Beza Lulseged ’25 was first acquainted with zines in her junior year of high school. Even though she was not a student at the College when the hate messages were circulated, she agreed that zines are a powerful tool to uplift marginalized voices. “Being a Black woman and getting the chance to express my creative side in a way where I have full authority and not being told exactly what to do — all of this is coming from my mind and I’m curating and using the work that I want,” she said. “I think exhibiting that, in such a white space, in such a white college and institution, is already a big feat.”

Lulseged said she approaches zine-making with a curator’s eye, aiming to bring together her peers’ diverse perspectives and practices. “I started up an Instagram account, naturally, and told my friends about it, who told their friends,” she said. “And then it turned into this thing where other small zines were reaching out to me and supporting me through DMs and reposting my work, telling people about my submission deadlines.” 

Lulseged’s zine in the library’s collection, February Feeling, is centered around the feeling of youthful love, carefully seamed together from photographs, artworks, and literature from multiple contributors. In many ways, the zine collection at the College is a microcosm of Lulseged’s Instagram community — a place where readers meet zines, and zinesters meet one another.  

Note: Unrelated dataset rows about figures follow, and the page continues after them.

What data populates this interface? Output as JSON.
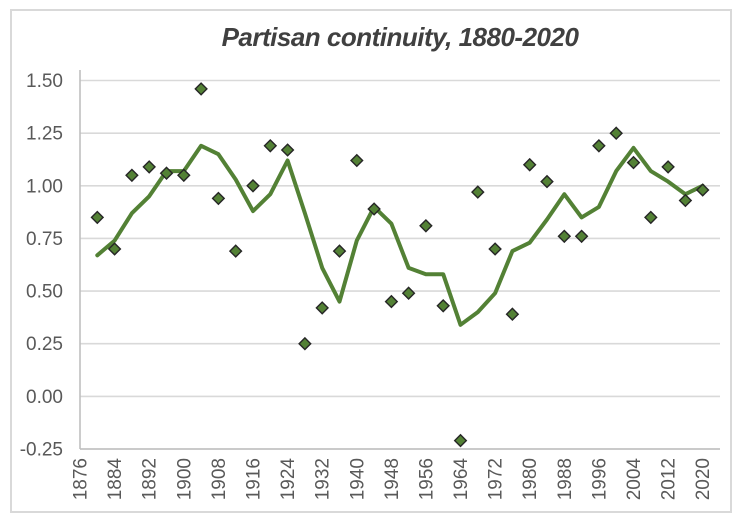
{
  "chart_data": {
    "type": "line",
    "title": "Partisan continuity, 1880-2020",
    "xlabel": "",
    "ylabel": "",
    "x_start": 1876,
    "x_end": 2024,
    "x_tick_step_years": 8,
    "x_tick_labels": [
      "1876",
      "1884",
      "1892",
      "1900",
      "1908",
      "1916",
      "1924",
      "1932",
      "1940",
      "1948",
      "1956",
      "1964",
      "1972",
      "1980",
      "1988",
      "1996",
      "2004",
      "2012",
      "2020"
    ],
    "y_ticks": [
      1.5,
      1.25,
      1.0,
      0.75,
      0.5,
      0.25,
      0.0,
      -0.25
    ],
    "ylim": [
      -0.25,
      1.55
    ],
    "grid": true,
    "legend": "none",
    "years": [
      1880,
      1884,
      1888,
      1892,
      1896,
      1900,
      1904,
      1908,
      1912,
      1916,
      1920,
      1924,
      1928,
      1932,
      1936,
      1940,
      1944,
      1948,
      1952,
      1956,
      1960,
      1964,
      1968,
      1972,
      1976,
      1980,
      1984,
      1988,
      1992,
      1996,
      2000,
      2004,
      2008,
      2012,
      2016,
      2020
    ],
    "series": [
      {
        "name": "partisan-continuity-points",
        "type": "scatter",
        "marker": "diamond",
        "values": [
          0.85,
          0.7,
          1.05,
          1.09,
          1.06,
          1.05,
          1.46,
          0.94,
          0.69,
          1.0,
          1.19,
          1.17,
          0.25,
          0.42,
          0.69,
          1.12,
          0.89,
          0.45,
          0.49,
          0.81,
          0.43,
          -0.21,
          0.97,
          0.7,
          0.39,
          1.1,
          1.02,
          0.76,
          0.76,
          1.19,
          1.25,
          1.11,
          0.85,
          1.09,
          0.93,
          0.98
        ]
      },
      {
        "name": "three-election-moving-average",
        "type": "line",
        "values": [
          0.67,
          0.74,
          0.87,
          0.95,
          1.07,
          1.07,
          1.19,
          1.15,
          1.03,
          0.88,
          0.96,
          1.12,
          0.87,
          0.61,
          0.45,
          0.74,
          0.9,
          0.82,
          0.61,
          0.58,
          0.58,
          0.34,
          0.4,
          0.49,
          0.69,
          0.73,
          0.84,
          0.96,
          0.85,
          0.9,
          1.07,
          1.18,
          1.07,
          1.02,
          0.96,
          1.0
        ]
      }
    ],
    "colors": {
      "series_green": "#538135",
      "marker_outline": "#262626",
      "gridline": "#D9D9D9",
      "axis_line": "#BFBFBF",
      "tick_label": "#595959",
      "title": "#404040",
      "frame_border": "#D9D9D9",
      "background": "#FFFFFF"
    }
  }
}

Fellow student zinester Alice-Henry Carnell ’22.5 said that “the great thing about zines is that it lets you explore what you’re really interested in… It’s such a mutable medium.” Carnell has experimented with this mutability themself: Their zines range from long to short, informational to poetic, public-facing publications to private gifts. One of their zines, The Insect Obsession, is funded by the Center for Environmental Studies and is a speculative retelling of the COVID-19 pandemic, with the virus reimagined as a cicada. Carnell also works at Sawyer’s Fabrication Lab, where they help introduce other students to the process. They recently hosted an environmental zine-making workshop in collaboration with the Williams Environmental Council. 

The openness of zine-making appealed to Hannah Bae ’24, who encountered zines in WGSS 101 as a means for activism. As a summer fellow at the Center for Learning in Action (CLiA), she attended a zine workshop led by Polebaum-Freeman where she looked at zines from the collection and learned about zine-making history. “That workshop was just really enlightening, learning about this new type of media, and the activist work that’s centered around it from a creative approach,” Bae said. “That was probably the first time that I was introduced to something that I could partake in or that I can adopt a style for myself.” 

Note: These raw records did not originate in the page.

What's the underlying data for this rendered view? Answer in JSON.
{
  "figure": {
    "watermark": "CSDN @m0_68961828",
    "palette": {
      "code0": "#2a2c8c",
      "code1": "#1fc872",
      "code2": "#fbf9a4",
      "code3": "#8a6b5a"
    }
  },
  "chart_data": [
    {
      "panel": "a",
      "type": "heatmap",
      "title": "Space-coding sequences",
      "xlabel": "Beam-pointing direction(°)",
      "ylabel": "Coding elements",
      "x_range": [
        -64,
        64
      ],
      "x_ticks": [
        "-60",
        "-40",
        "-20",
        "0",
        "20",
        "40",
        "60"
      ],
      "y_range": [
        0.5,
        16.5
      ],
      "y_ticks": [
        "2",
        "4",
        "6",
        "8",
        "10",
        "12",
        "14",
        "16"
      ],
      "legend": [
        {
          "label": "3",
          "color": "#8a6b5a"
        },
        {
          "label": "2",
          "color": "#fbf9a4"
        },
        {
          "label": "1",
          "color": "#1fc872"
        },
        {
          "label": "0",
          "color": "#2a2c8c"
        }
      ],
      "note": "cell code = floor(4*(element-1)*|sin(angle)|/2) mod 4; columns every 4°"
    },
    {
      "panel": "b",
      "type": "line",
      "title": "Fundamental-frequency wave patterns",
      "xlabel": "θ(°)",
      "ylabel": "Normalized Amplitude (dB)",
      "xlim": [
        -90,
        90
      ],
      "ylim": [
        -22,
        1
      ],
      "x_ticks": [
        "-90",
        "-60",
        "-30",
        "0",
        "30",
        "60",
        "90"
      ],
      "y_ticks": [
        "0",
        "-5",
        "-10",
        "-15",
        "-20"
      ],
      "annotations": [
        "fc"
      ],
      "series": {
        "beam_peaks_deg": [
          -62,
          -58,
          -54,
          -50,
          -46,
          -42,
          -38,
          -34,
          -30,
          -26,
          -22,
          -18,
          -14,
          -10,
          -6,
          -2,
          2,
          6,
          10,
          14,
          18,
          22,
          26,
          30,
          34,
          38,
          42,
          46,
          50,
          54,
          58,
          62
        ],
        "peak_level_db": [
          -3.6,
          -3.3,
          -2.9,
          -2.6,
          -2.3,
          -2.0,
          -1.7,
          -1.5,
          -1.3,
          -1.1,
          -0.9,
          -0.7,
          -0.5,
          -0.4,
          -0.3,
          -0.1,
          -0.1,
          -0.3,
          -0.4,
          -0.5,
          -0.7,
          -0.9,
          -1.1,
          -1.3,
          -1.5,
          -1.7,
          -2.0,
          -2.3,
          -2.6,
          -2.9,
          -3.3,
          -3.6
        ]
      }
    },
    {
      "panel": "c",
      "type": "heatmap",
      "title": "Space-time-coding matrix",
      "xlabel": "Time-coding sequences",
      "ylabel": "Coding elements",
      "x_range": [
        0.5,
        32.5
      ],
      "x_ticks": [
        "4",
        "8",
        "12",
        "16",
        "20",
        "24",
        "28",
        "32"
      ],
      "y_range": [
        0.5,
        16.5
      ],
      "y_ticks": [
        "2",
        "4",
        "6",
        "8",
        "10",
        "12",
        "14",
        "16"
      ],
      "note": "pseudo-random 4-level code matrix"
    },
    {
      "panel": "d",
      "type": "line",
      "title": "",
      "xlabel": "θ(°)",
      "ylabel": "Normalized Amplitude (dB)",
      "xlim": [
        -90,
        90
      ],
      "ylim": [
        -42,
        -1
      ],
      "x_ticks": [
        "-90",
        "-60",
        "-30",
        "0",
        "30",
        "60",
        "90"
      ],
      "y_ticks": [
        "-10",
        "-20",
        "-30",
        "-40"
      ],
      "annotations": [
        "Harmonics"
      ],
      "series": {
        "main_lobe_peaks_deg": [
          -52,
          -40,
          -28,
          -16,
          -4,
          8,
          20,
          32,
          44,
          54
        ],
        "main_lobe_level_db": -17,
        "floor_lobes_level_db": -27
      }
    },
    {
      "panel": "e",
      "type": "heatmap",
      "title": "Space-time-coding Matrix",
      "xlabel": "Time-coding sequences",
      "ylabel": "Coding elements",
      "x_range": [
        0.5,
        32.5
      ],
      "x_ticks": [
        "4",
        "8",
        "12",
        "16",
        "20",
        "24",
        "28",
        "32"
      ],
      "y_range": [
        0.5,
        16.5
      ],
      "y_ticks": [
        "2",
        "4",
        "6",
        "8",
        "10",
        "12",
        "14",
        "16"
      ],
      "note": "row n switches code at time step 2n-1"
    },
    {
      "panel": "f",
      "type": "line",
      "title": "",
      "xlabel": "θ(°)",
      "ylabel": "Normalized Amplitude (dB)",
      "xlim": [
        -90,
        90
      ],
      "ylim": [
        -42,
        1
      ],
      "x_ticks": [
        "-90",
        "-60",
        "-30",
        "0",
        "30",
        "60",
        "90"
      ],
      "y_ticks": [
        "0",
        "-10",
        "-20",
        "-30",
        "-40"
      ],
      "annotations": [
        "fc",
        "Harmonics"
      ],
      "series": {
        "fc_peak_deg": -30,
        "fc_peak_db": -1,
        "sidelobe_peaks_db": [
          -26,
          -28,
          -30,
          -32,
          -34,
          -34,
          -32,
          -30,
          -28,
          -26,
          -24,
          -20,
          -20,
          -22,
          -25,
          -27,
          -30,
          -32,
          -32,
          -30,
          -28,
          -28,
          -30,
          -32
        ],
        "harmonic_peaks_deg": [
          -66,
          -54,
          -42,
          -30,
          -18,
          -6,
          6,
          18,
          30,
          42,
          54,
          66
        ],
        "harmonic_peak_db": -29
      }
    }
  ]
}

Not everyone interacts with zines regularly, however, partly because few know there is a zine collection at the College, she said. “I think for the most part the only times I’ve really seen students engage with zines were in facilitated spaces,” Bae said. “The biggest example would be the [CLiA] workshop in zine-making: I think that was probably the first time that a lot of us had really heard about the zine collection at Sawyer.”  

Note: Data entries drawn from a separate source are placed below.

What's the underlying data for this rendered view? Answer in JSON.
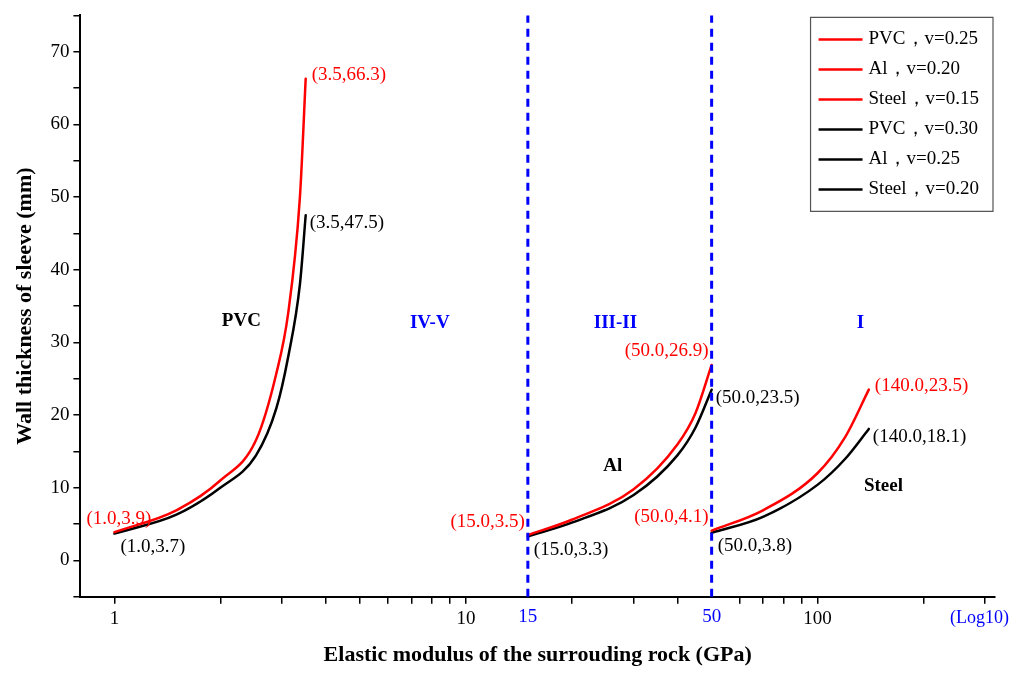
{
  "chart_data": {
    "type": "line",
    "xlabel": "Elastic modulus of the surrouding rock (GPa)",
    "ylabel": "Wall thickness of sleeve (mm)",
    "log": "x",
    "xlim": [
      0.8,
      320
    ],
    "xticks": [
      1,
      {
        "value": 2,
        "label": null
      },
      {
        "value": 3,
        "label": null
      },
      {
        "value": 4,
        "label": null
      },
      {
        "value": 5,
        "label": null
      },
      {
        "value": 6,
        "label": null
      },
      {
        "value": 7,
        "label": null
      },
      {
        "value": 8,
        "label": null
      },
      {
        "value": 9,
        "label": null
      },
      10,
      {
        "value": 20,
        "label": null
      },
      {
        "value": 30,
        "label": null
      },
      {
        "value": 40,
        "label": null
      },
      {
        "value": 60,
        "label": null
      },
      {
        "value": 70,
        "label": null
      },
      {
        "value": 80,
        "label": null
      },
      {
        "value": 90,
        "label": null
      },
      100,
      {
        "value": 200,
        "label": null
      },
      {
        "value": 300,
        "label": null
      }
    ],
    "ylim": [
      -5,
      75
    ],
    "yticks": [
      {
        "value": -5,
        "label": null
      },
      0,
      {
        "value": 5,
        "label": null
      },
      10,
      {
        "value": 15,
        "label": null
      },
      20,
      {
        "value": 25,
        "label": null
      },
      30,
      {
        "value": 35,
        "label": null
      },
      40,
      {
        "value": 45,
        "label": null
      },
      50,
      {
        "value": 55,
        "label": null
      },
      60,
      {
        "value": 65,
        "label": null
      },
      70,
      {
        "value": 75,
        "label": null
      }
    ],
    "grid": false,
    "legend": "top right",
    "marker": "none",
    "line_style": "solid",
    "series": [
      {
        "name": "PVC，v=0.25",
        "color": "#ff0000",
        "x": [
          1,
          1.5,
          2,
          2.53,
          2.89,
          3.12,
          3.37,
          3.5
        ],
        "values": [
          3.9,
          6.9,
          11,
          16.6,
          25.8,
          34,
          50,
          66.3
        ],
        "value_labels": [
          "(1.0,3.9)",
          null,
          null,
          null,
          null,
          null,
          null,
          "(3.5,66.3)"
        ]
      },
      {
        "name": "Al，v=0.20",
        "color": "#ff0000",
        "x": [
          15,
          20,
          30,
          40,
          45,
          50
        ],
        "values": [
          3.5,
          5.6,
          9.8,
          16,
          20.3,
          26.9
        ],
        "value_labels": [
          "(15.0,3.5)",
          null,
          null,
          null,
          null,
          "(50.0,26.9)"
        ]
      },
      {
        "name": "Steel，v=0.15",
        "color": "#ff0000",
        "x": [
          50,
          70,
          100,
          120,
          140
        ],
        "values": [
          4.1,
          6.9,
          12,
          17,
          23.5
        ],
        "value_labels": [
          "(50.0,4.1)",
          null,
          null,
          null,
          "(140.0,23.5)"
        ]
      },
      {
        "name": "PVC，v=0.30",
        "color": "#000000",
        "x": [
          1,
          1.5,
          2,
          2.53,
          2.89,
          3.12,
          3.37,
          3.5
        ],
        "values": [
          3.7,
          6.3,
          10,
          14.5,
          21,
          28,
          38,
          47.5
        ],
        "value_labels": [
          "(1.0,3.7)",
          null,
          null,
          null,
          null,
          null,
          null,
          "(3.5,47.5)"
        ]
      },
      {
        "name": "Al，v=0.25",
        "color": "#000000",
        "x": [
          15,
          20,
          30,
          40,
          45,
          50
        ],
        "values": [
          3.3,
          5.2,
          9,
          14.5,
          18.3,
          23.5
        ],
        "value_labels": [
          "(15.0,3.3)",
          null,
          null,
          null,
          null,
          "(50.0,23.5)"
        ]
      },
      {
        "name": "Steel，v=0.20",
        "color": "#000000",
        "x": [
          50,
          70,
          100,
          120,
          140
        ],
        "values": [
          3.8,
          6,
          10.4,
          14,
          18.1
        ],
        "value_labels": [
          "(50.0,3.8)",
          null,
          null,
          null,
          "(140.0,18.1)"
        ]
      }
    ],
    "ref_lines": [
      {
        "axis": "x",
        "value": 15,
        "label": "15",
        "color": "#0000ff",
        "line_style": "dashed"
      },
      {
        "axis": "x",
        "value": 50,
        "label": "50",
        "color": "#0000ff",
        "line_style": "dashed"
      }
    ],
    "annotations": [
      "IV-V",
      "III-II",
      "I",
      "PVC",
      "Al",
      "Steel",
      "(Log10)"
    ]
  }
}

For Lulseged, the modest size of the zinester community at the College doesn’t stop it from providing a refuge. “In our most vulnerable and stressed-out times, people normally seek to do something creative or to do nothing,” she said. “But why do nothing when you can do something creative, you know?” 

Zines are not just a means for representation, Carnell said; the medium can also foster communication. “Because of their small circulation, it is really community-focused,” they said. “It’s really powerful to have such an accessible and easy-to-use tool that a community can distribute amongst themselves.”

Carnell said they hope students see zines as “resources as legitimate as the other volumes in the library.” “There’s so much that you can learn from a zine,” they said. “Even if it’s not a book published by Oxford University Press, there’s someone who has knowledge and passion and their own expertise.”